Botanical Society of America Student Profiles

Pennsylvania State University

Jill Duarte

MY BOTANICAL STORY (so far)

I have to admit, when I first got interested in biological research in high school, I wasn’t interested in plants.  I even took my botany exam as a drop grade.  But as learned more about biology, and especially molecular evolution - I made a conscious decision to work with plants for the rest of my life, because there’s so much more complexity in their genomes than the typical animal, fungus, or bacterium.

I was lucky to be a part of Dr. Susan Behel’s AP Biology course at Lake Brantley High School in Altamonte Springs, FL.  It was available to high school freshmen, and if you passed the AP exam, you were eligible to take classes in biotechnology and get involved in research.  So by my sophomore year of high school, I was working on a project studying phototropism and gravitropism in Brassica rapa and Ceratodon purpureus, mirroring experiments astronauts were doing on a space shuttle mission.  During my junior and senior years of high school, I worked at the local USDA studying genome polymorphisms in parasitic nematodes.  I participated in local, state and international science fairs, as well as other scientific competitions - and I started to understand what I wanted to do for the rest of my life.  I wanted to study how organisms evolve through changes in their DNA.

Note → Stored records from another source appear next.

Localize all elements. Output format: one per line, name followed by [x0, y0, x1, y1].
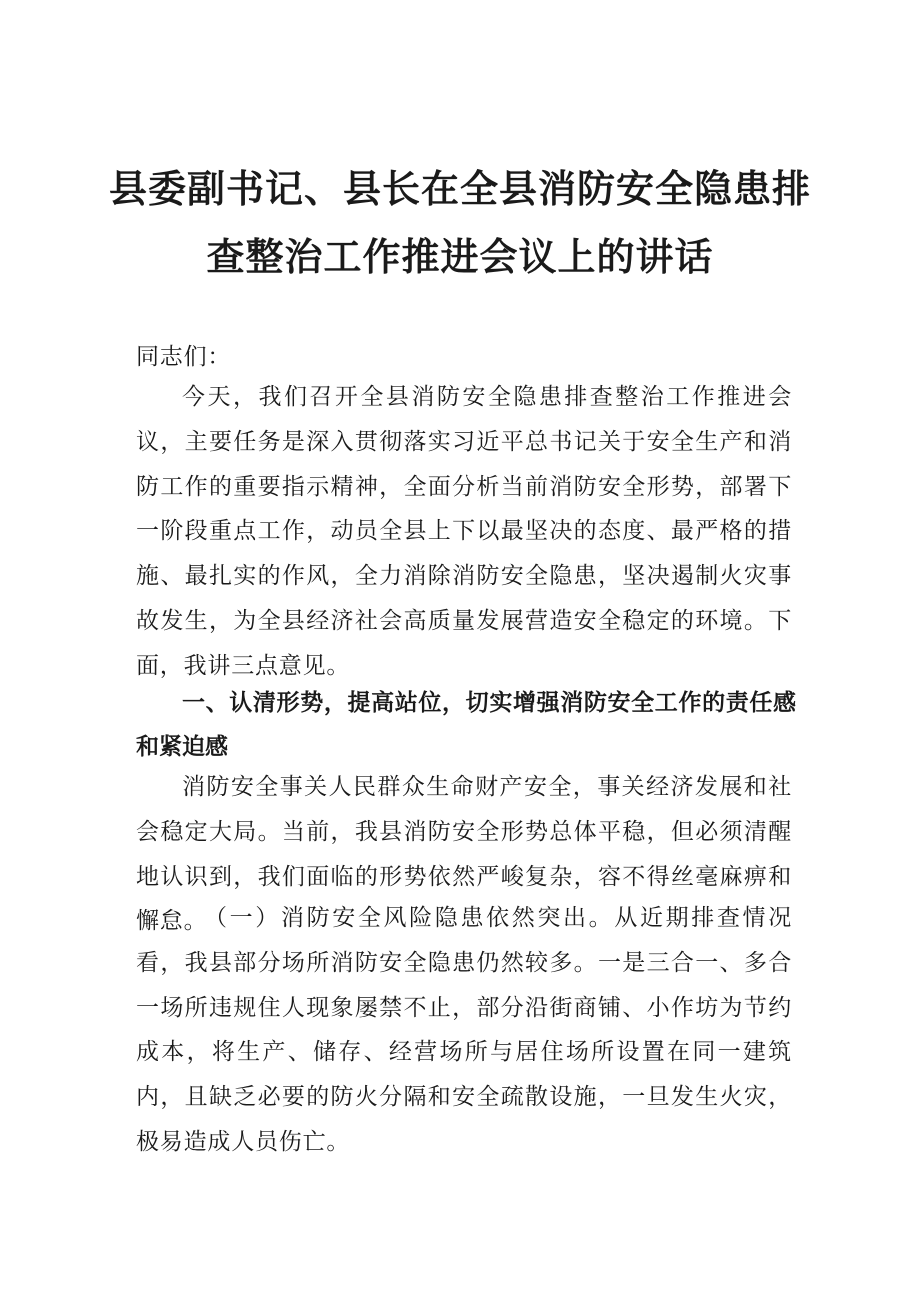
paragraph-subsection-1: （一）消防安全风险隐患依然突出。从近期排查情况看，我县部分场所消防安全隐患仍然较多。一是三合一、多合一场所违规住人现象屡禁不止，部分沿街商铺、小作坊为节约成本，将生产、储存、经营场所与居住场所设置在同一建筑内，且缺乏必要的防火分隔和安全疏散设施，一旦发生火灾，极易造成人员伤亡。 — [136, 905, 792, 1155]
section-heading-1: 一、认清形势，提高站位，切实增强消防安全工作的责任感和紧迫感 — [136, 690, 796, 760]
paragraph-section-1: 消防安全事关人民群众生命财产安全，事关经济发展和社会稳定大局。当前，我县消防安全形势总体平稳，但必须清醒地认识到，我们面临的形势依然严峻复杂，容不得丝毫麻痹和懈怠。 — [136, 774, 792, 935]
salutation: 同志们： — [136, 344, 232, 370]
document-title-line-1: 县委副书记、县长在全县消防安全隐患排 — [108, 167, 811, 211]
document-title-line-2: 查整治工作推进会议上的讲话 — [206, 235, 714, 279]
paragraph-intro: 今天，我们召开全县消防安全隐患排查整治工作推进会议，主要任务是深入贯彻落实习近平总书记关于安全生产和消防工作的重要指示精神，全面分析当前消防安全形势，部署下一阶段重点工作，动员全县上下以最坚决的态度、最严格的措施、最扎实的作风，全力消除消防安全隐患，坚决遏制火灾事故发生，为全县经济社会高质量发展营造安全稳定的环境。下面，我讲三点意见。 — [136, 384, 792, 679]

I was drawn to the University of Maryland College Park for my undergraduate because of their support for undergraduate research in the life sciences.  By the end of my freshman year, I was set up with an internship at The Jackson Laboratory for the summer and planning to join a lab in the fall.  The highlight of my undergraduate years was working on charophycean algae in Charles Delwiche’s lab at Maryland.  I was supported by a HHMI Undergraduate Research Fellowship to study the divergent tufA found in the chloroplast genome of the Coleochateales.  I attended conferences, presented posters, gave talks, and learned far more than I ever learned in a classroom.

Jill Duarte

After graduating in 2003, I was headed to Penn State to pursue my Ph.D in Claude dePamphilis’ lab.  During my tenure in the dePamphilis lab, I have focused on research that asks the question of how gene duplication affects the molecular evolution of nuclear genes in flowering plants.  My first project investigated expression pattern divergence in regulatory paralogs in Arabidopsis using a 2-way ANOVA to examine microarray data.  I am currently studying conserved single copy genes, looking at their molecular evolution as well as their utility as phylogenetic markers. 

Because polyploidy is common in angiosperms, most genes are members of gene families and strict one-to-one orthologs are rare across the angiosperm tree of life. By examining genes that tend to remain single copy across a diverse range of taxa, I am studying the fate of genes after duplication and what evolutionary forces would result in single copy genes as well as identifying new phylogenetic markers.  Since gene duplication is relatively common in flowering, understanding the fate of gene duplicates in flowering plant is important to understanding the evolution of flowering plants.  For phylogenetic markers, single copy genes are preferred because there is an ease of amplification, and we can assume that trees based on multiple independent single copy loci will provide insight in to the true organismal tree.